Foi publicada no Diário Oficial da União de 17.04.2017 a Circular da Caixa Econômica Federal n° 761, de 12 de abril de 2017, a qual aprova e divulga o cronograma de implantação do eSocial e o Leiaute eSocial versão 2.2.01.

Referente aos eventos aplicáveis ao FGTS, declara aprovado o cronograma e prazo de envio de informações definidos na Resolução Comitê Diretivo do eSocial nº 2, de 30 de agosto de 2016 (DOU de 31/08/2016), definindo o início da obrigatoriedade de transmissão dos eventos que se dará conforme descrito abaixo:

em 1° de janeiro de 2018 para o empregador com faturamento no ano de 2016 acima de R$ 78.000.000,00 (setenta e oito milhões reais), exceto para os eventos relativos à saúde e segurança do trabalhador (SST) que serão obrigatórios após os 6 (seis) primeiros meses do início da obrigatoriedade.

-em 1° de julho de 2018 para os demais empregadores, exceto para os eventos relativos à saúde e segurança do trabalhador (SST) que serão obrigatórios após os 6 (seis) primeiros meses do início da obrigatoriedade.

O tratamento diferenciado, simplificado e favorecido a ser dispensado às microempresas e empresas de pequeno porte, ao Micro Empreendedor Individual (MEI) com empregado, ao segurado especial e ao pequeno produtor rural pessoa física será definido em atos específico, observados os prazos previstos acima.

Até 1° de julho de 2017, será disponibilizado, aos empregadores, o ambiente de produção restrito com vistas ao aperfeiçoamento do sistema.

Além disso, aprova a versão 2.2.01 do Leiaute do eSocial que define os eventos que compõem o Sistema de Escrituração Fiscal Digital das Obrigações Fiscais, Previdenciárias e Trabalhistas (eSocial), e que deve ser observado pelo empregador, no que couber.

O acesso à versão atualizada e aprovada deste Leiaute estará disponível na Internet, nos endereços “www.esocial.gov.br” e “www.caixa.gov.br“, opção “download”.

A prestação das informações pelo empregador por meio do eSocial substituirá, na forma e nos prazos regulamentados pelo Agente Operador do FGTS, a entrega das mesmas informações a que estão sujeitos os empregadores, seja por meio de formulários, declarações ou pelo Sistema Empresa de Recolhimento do FGTS e Informações à Previdência Social (SEFIP), naquilo que for devido.
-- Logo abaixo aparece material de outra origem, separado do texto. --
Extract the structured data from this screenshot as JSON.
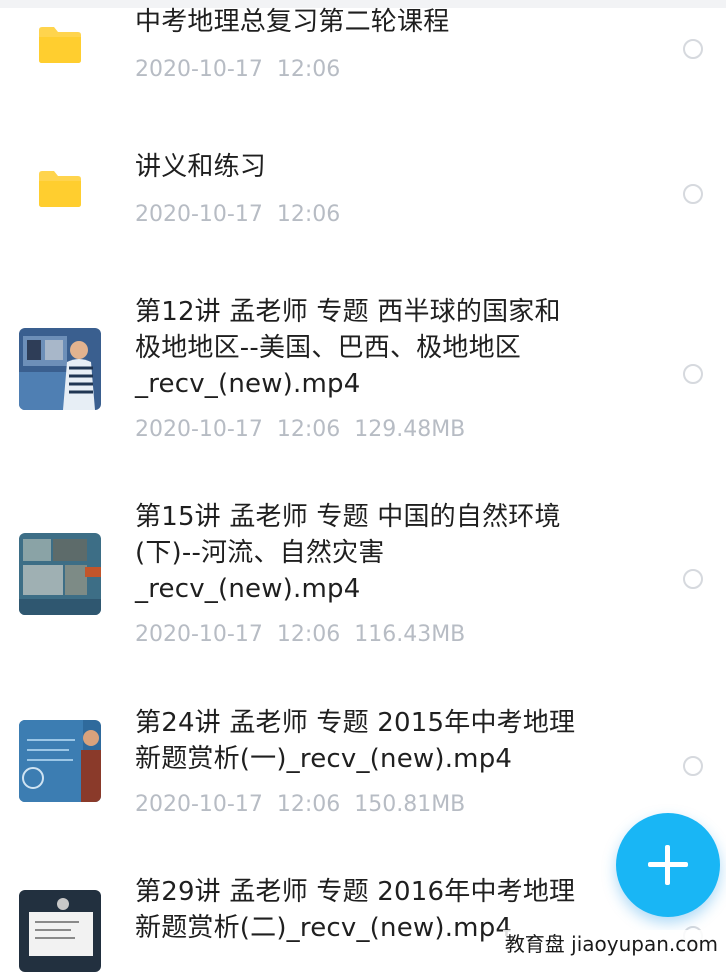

As informações contidas nos eventos aplicáveis ao FGTS serão utilizadas pela CAIXA para consolidar os dados cadastrais e financeiros da empresa e dos trabalhadores, no uso de suas atribuições legais.

A prestação das informações pelo empregador ao eSocial, por meio da transmissão de arquivos ou por meio do módulo web, deve ser realizada e os valores devidos quitados até o dia 7 (sete) do mês seguinte ao que se referem, sendo antecipado o prazo final de transmissão das informações e a quitação da guia do FGTS, se for o caso, para o dia útil imediatamente anterior, quando não houver expediente bancário no dia 7 (sete), sob pena de aplicação de cominações legais.

A transmissão dos eventos se dará por meio eletrônico pelo empregador, por outros obrigados a ele equiparados ou por seu representante legal, com previsão, inclusive, de uso de módulo web personalizado, como condição de tratamento diferenciado a categorias específicas de enquadramento.

É responsabilidade do empregador prestar as informações ao eSocial no prazo fixado, bem como quaisquer repercussões, no âmbito do FGTS, decorrentes da apresentação de informações ao eSocial com incorreções ou omissões, sujeitando-se às penalidades previstas na legislação vigente.

Por fim, a Circular CAIXA entra em vigor na data de sua publicação e revoga disposições contrárias, em especial, àquelas preconizadas na Circular CAIXA 683, de 29/07/2015.

IN RFB nº 1.300/2012 – Normas sobre restituição, compensação, ressarcimento e reembolso de contribuições previdenciárias – Alterações

Foi publicada no Diário Oficial da União de 18.04.2017 a Instrução Normativa da Receita Federal do Brasil – RFB n° 1.706, de 13 de abril de 2017, a qual altera a Instrução Normativa RFB nº 1.300, de 20 de novembro de 2012, que estabelece normas sobre restituição, compensação, ressarcimento e reembolso de contribuições previdenciárias, no âmbito da Secretaria da Receita Federal do Brasil.

De acordo com as alterações, o recurso apresentado contra a decisão que considerou não declarada a compensação será apreciado por Auditor-Fiscal da Receita Federal do Brasil.

Na hipótese de não reconsideração da decisão, o Auditor-Fiscal da Receita Federal do Brasil encaminhará o recurso ao titular da unidade.

Piso Salarial no Estado do Paraná – Valores a partir de 1º de abril de 2017

O Decreto nº 6.638, de 12 de abril de 2017, publicado no Diário Oficial do Estado do Paraná de 12.04.2017, institui, a partir de 1º de abril de 2017, os valores do piso salarial no Estado do Paraná.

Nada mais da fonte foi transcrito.